En 1913, Iacovleff obtient une bourse de son Académie pour effectuer un voyage d’études en Espagne et en Italie où il découvre les peintres de la Renaissance, étudiant plus spécialement les œuvres du Greco, de Mantegna et de Piero de la Francesca. De retour à Saint-Pétersbourg, il y expose ses premières œuvres dont un curieux portrait en Don Quichotte du célèbre chanteur Fiodor Chaliapine.
Son premier grand et long périple est le fruit du mérite – il est à nouveau boursier de son Académie de Saint Pétersbourg – mais aussi de la chance car il quitte la Russie à l’automne 1917, quelques jours avant le déclenchement de la révolution d’octobre, ce qui l’empêchera de regagner son pays auquel il restera cependant profondément ancré. Il a déjà passé la trentaine d’années mais débarque en Chine avec une curiosité juvénile. Il regarde au jour le jour la vie des gens qui l’entourent, leur donnant une vie et une dignité dans des portraits qui porteront toujours sa marque inégalée. A la mi-1918, il parcourt la Mongolie à cheval pendant deux mois avec pour guide et interprète un ancien cosaque attaché à la délégation russe. De retour à Pékin, il fréquente assidûment les théâtres, étudiant et reproduisant les personnages fabuleux de l’Opéra de Pékin, spectacle qui combine à la fois musique, danse acrobatique, théâtre et costumes flamboyants et qui retrace l’histoire et le folklore de la Chine pour la grande joie d’un public ravi et connaisseur. En 1919, il passe six mois au Japon, où là aussi il se passionne pour le théâtre Kabuki, spectacle épique qu’il traduira dans des dessins d’acteurs savamment maquillés et pratiquant un jeu spectaculaire et codifié. Avant de repartir en Europe, il fait un long séjour dans l’île d’Oshima, au large de Tokyo, et il y peint l’une de ses plus belles toiles, Les pécheurs d’algues. Près de 40 ans plus tard, Paul Jacoulet créera dans les mêmes lieux son admirable estampe, Les graines de camélias. Iacovleff et Jacoulet apparaissent aujourd’hui, à l’évidence, comme les meilleurs peintres-ethnographes du XXe siècle.

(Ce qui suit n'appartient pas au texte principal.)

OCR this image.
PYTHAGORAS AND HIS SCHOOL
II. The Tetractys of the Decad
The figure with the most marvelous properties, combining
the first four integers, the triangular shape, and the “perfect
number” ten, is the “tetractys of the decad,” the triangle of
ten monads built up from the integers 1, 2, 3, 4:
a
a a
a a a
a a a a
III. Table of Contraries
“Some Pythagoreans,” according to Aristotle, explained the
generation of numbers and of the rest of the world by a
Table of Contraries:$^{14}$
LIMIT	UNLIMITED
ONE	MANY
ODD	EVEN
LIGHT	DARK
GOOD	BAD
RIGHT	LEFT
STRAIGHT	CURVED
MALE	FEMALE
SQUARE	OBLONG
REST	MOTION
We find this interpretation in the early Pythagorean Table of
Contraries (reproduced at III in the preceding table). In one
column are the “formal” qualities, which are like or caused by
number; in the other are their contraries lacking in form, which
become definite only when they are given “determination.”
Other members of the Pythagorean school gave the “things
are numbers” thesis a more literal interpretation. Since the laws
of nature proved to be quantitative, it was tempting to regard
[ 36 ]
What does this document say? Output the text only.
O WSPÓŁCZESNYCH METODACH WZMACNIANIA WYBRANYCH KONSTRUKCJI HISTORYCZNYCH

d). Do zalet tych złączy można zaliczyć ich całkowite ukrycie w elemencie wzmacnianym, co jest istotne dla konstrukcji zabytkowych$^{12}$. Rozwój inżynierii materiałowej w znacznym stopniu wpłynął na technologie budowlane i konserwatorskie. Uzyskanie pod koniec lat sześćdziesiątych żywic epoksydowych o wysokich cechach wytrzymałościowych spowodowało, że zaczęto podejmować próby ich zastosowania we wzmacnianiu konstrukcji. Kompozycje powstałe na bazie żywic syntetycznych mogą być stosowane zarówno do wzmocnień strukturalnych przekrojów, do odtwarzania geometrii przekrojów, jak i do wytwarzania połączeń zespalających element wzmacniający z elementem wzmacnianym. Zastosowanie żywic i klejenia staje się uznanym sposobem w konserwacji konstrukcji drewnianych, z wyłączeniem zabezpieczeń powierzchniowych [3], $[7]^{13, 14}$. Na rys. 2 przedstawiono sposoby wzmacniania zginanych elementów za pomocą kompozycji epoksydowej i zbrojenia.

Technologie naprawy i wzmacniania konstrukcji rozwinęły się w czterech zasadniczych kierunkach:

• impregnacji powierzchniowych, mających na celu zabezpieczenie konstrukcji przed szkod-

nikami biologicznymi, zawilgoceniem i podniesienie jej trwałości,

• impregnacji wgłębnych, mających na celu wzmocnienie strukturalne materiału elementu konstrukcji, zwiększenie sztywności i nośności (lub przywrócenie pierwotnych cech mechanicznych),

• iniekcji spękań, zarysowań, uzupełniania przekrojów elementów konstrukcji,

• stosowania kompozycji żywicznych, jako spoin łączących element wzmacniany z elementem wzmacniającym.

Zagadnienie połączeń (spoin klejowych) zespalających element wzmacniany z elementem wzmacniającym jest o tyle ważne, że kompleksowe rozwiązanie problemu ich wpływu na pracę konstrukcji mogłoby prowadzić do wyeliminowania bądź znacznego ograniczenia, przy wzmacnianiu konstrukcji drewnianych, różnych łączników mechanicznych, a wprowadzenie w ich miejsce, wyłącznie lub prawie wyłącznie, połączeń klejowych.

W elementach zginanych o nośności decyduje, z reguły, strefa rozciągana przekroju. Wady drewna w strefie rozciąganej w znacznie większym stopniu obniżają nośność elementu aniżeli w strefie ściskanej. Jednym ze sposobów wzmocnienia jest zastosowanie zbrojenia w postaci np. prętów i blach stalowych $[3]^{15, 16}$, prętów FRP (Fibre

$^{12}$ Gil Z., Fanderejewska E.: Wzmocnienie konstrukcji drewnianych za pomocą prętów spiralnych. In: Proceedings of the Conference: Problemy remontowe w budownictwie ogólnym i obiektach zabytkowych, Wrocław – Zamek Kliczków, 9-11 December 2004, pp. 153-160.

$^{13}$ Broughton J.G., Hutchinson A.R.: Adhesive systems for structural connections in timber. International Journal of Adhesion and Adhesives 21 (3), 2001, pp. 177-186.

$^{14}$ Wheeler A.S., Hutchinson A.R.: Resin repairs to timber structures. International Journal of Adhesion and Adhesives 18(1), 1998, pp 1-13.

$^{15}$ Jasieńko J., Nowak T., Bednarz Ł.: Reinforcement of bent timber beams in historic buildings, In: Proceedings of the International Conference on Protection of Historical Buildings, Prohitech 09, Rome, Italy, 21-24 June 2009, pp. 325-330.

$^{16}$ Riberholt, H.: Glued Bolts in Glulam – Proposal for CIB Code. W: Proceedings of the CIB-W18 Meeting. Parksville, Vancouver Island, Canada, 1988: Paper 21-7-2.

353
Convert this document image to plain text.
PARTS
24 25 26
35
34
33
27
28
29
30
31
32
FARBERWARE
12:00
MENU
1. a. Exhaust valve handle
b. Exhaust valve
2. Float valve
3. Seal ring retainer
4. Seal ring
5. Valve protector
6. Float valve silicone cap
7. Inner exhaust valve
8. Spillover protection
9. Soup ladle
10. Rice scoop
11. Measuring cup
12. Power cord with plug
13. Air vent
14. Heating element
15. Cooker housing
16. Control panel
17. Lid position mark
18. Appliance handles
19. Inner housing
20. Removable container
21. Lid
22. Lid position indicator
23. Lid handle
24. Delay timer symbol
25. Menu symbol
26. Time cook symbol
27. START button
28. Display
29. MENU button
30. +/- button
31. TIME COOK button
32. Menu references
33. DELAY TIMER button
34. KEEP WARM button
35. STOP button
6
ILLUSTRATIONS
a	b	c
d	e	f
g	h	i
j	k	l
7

Un grand nombre des œuvres tirées de ces voyages sont accessibles grâce à la publication de trois ouvrages exceptionnels : Dessins et peintures d’Extrême-Orient publié à Paris en 1920 chez Lucien Vogel ; Le théâtre chinois publié en 1922 chez Maurice de Brunhoff ; et Le théâtre japonais (Kabuki), en collaboration avec le grand orientaliste Serge Elisseeff, et qui ne sera publié qu’en 1933 chez Jules Meynial.
Quittant l’Asie en 1920, il décide de s’installer à Paris comme beaucoup d’autres artistes russes fuyant les désordres en Russie. Il parvient à y faire venir plusieurs membres de sa famille dont sa mère, qui y finit sa vie en 1939, un an après la mort d’Alexandre, et sa sœur Sacha (Alexandra) qui s’efforce de surmonter ses épreuves (son mari, officier de l’armée impériale, a été tué par des matelots révolutionnaires et sa petite fille Sofia est morte dans leur fuite avant d’arriver à Paris) et de commencer une nouvelle vie : ancienne chanteuse de l’Opéra de Saint Pétersbourg, elle rejoindra la troupe de l’Opéra russe de Paris créé et dirigé par Aleksei Tsereteli et interprètera plusieurs rôles majeurs avec le grand Chaliapine comme partenaire. Elle vivra à Paris jusqu’en 1979.
Iacovleff se fait connaître rapidement des milieux artistiques parisiens après une première exposition de ses dessins et toiles ramenées d’Extrême-Orient à la galerie Barbazanges de Paul Poiret puis aux Grafton Galleries de Londres. En 1921, il participe avec son ami Choukhaieff au salon d’automne de Paris et expose à la galerie La Boétie. La même année, il expose aux Etats-Unis, à Détroit et à Chicago. Il réalise également les fresques murales décorant le célèbre restaurant montmartrois La Biche.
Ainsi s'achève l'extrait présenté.